L’Aouina a subi, ces dix dernières années, le même sort que les cités voisines. Une flambée sans précédant des prix des biens immobiliers. Ceux qui ont été là avant la frénésie, témoignent de la chance qu’ils ont eu : leurs propriétés valent beaucoup plus qu’ils ne l’espéraient. Et surtout en très peu de temps.
Jalila M. Cadre dans une banque. (Zone 1) J’habite l’Aouina depuis 12 ans. Notre maison est de 4 chambres, salon, salle à manger, cuisine et balcon dans chaque chambre. Elle fait 420 m² couvert et 130 m² de jardins ainsi qu'un garage. Nous l’avions acheté, il y a 12 ans, au prix de 85 000 DT. A l’époque, cette Cité était un mélange de villas, de maisons populaires et de terrains agricoles.

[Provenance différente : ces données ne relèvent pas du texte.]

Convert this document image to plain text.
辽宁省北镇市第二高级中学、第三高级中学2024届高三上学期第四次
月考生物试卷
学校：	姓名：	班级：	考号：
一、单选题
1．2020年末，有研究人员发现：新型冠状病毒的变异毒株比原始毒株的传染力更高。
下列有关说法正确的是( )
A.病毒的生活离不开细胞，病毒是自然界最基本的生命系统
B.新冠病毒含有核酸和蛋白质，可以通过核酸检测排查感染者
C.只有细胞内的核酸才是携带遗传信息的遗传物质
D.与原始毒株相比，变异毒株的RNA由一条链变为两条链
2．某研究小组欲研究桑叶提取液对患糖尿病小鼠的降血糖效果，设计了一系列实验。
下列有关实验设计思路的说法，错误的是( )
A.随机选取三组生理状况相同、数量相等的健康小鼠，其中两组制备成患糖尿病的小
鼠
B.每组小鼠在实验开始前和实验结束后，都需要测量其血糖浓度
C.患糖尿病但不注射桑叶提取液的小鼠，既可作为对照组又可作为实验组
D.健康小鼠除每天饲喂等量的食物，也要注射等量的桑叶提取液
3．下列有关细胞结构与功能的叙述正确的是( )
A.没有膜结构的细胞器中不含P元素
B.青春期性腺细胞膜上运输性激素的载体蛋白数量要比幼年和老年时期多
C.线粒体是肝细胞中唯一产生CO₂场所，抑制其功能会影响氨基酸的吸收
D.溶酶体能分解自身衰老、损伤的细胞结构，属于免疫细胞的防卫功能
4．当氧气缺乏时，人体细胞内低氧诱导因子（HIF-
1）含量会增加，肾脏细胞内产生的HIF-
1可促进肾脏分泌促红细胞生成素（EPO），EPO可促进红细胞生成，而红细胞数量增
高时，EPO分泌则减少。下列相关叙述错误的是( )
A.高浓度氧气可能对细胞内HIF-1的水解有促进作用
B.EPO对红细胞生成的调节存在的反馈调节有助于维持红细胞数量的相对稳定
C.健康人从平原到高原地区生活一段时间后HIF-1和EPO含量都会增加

Mais avec le temps et surtout avec l’extension rapide qu’a connue l’Aouina, le relookage du quartier n’a pas mis beaucoup de temps.
Désormais, les villas peuvent être comparées à celles des quartiers huppés comme El Menzah ou El Manar. Les maisons sont, dans leur majorité, de haut standing. Elles sont aussi très bien entretenues, ce qui aide à la hausse des prix de la zone. En moyenne, elles sont estimées à 120 000 DT. Beaucoup dépassent ce montant pour atteindre les 250 000 DT voire plus pour des 3 CH+S d’environ 350 m². Le jour où on avait voulu vendre notre maison, le prix ne cessait pas de grimper, on nous a proposé 300 000 DT. D’ailleurs, depuis 6 mois, les terrains des environs de l’Aouina partent comme des petits pains à des prix plutôt haut.
Zied J (Zone2) Commerçant Nous habitons, l’Aouina depuis une dizaine d’années, un duplex de 220 m², 3 CH+S avec un jardin qui fait environ 50 m² et un garage. Prix d’achat en 1995 : un peu plus de 75 000 DT. Calme bien qu’à proximité de la route principale de L’Aouina, l’endroit a vite pris de la valeur ces dernières années. On nous a proposé récemment 180 000 DT pour acheter notre habitation. Un prix raisonnable par rapport aux prix pratiqué aux alentours. Je me rappelle que quand j’ai emménagé à l’Aouina l’endroit était pratiquement désert. Mais depuis l’année 2 000 et avec le mouvement créé par Carrefour, les maisons et résidences ont poussé comme des champignons et à une vitesse incroyable. Aujourd’hui il faut avoir de la chance et beaucoup d’argent pour espérer trouver un terrain libre ou une maison à un prix raisonnable.
Salah karoui (Zone2) Agriculteur Mes parents ont acheté ce terrain il y a 30 ans. Cet endroit n’était pas aussi attractif et aussi bien réputé qu’aujourd’hui. Notre maison compte 4 chambres à coucher au premier étage, chacune bénéficie d’un dressing room et d’un balcon. On y trouve aussi deux salles de bain et une chambre d’invités. Au rez-de-chaussée, une cuisine toute équipée, un salon très spacieux, une salle à manger, une salle d’eau et une véranda utilisée surtout l’été pour des dîners en famille. Il semble que le prix a doublé et même triplé au cours des 10 dernières années. La maison de 350 m² a coûté, selon mon père, 100 000 DT en 1988 et c’était du haut standing. Aujourd’hui, elle ne vaut pas moins de 320 000 DT. Peut-être même plus si l’on croit les propositions de quelques investisseurs.
Quand aux terrains, on avait vendu la totalité des terrains que la famille possédait entre 570 DT/m² et 620 DT/m².
Les bonnes occasions se font rare ici, il faut surenchérir et y mettre le prix fort pour espérer devenir propriétaire d’un terrain car les promoteurs ne laissent aucune chance au particulier.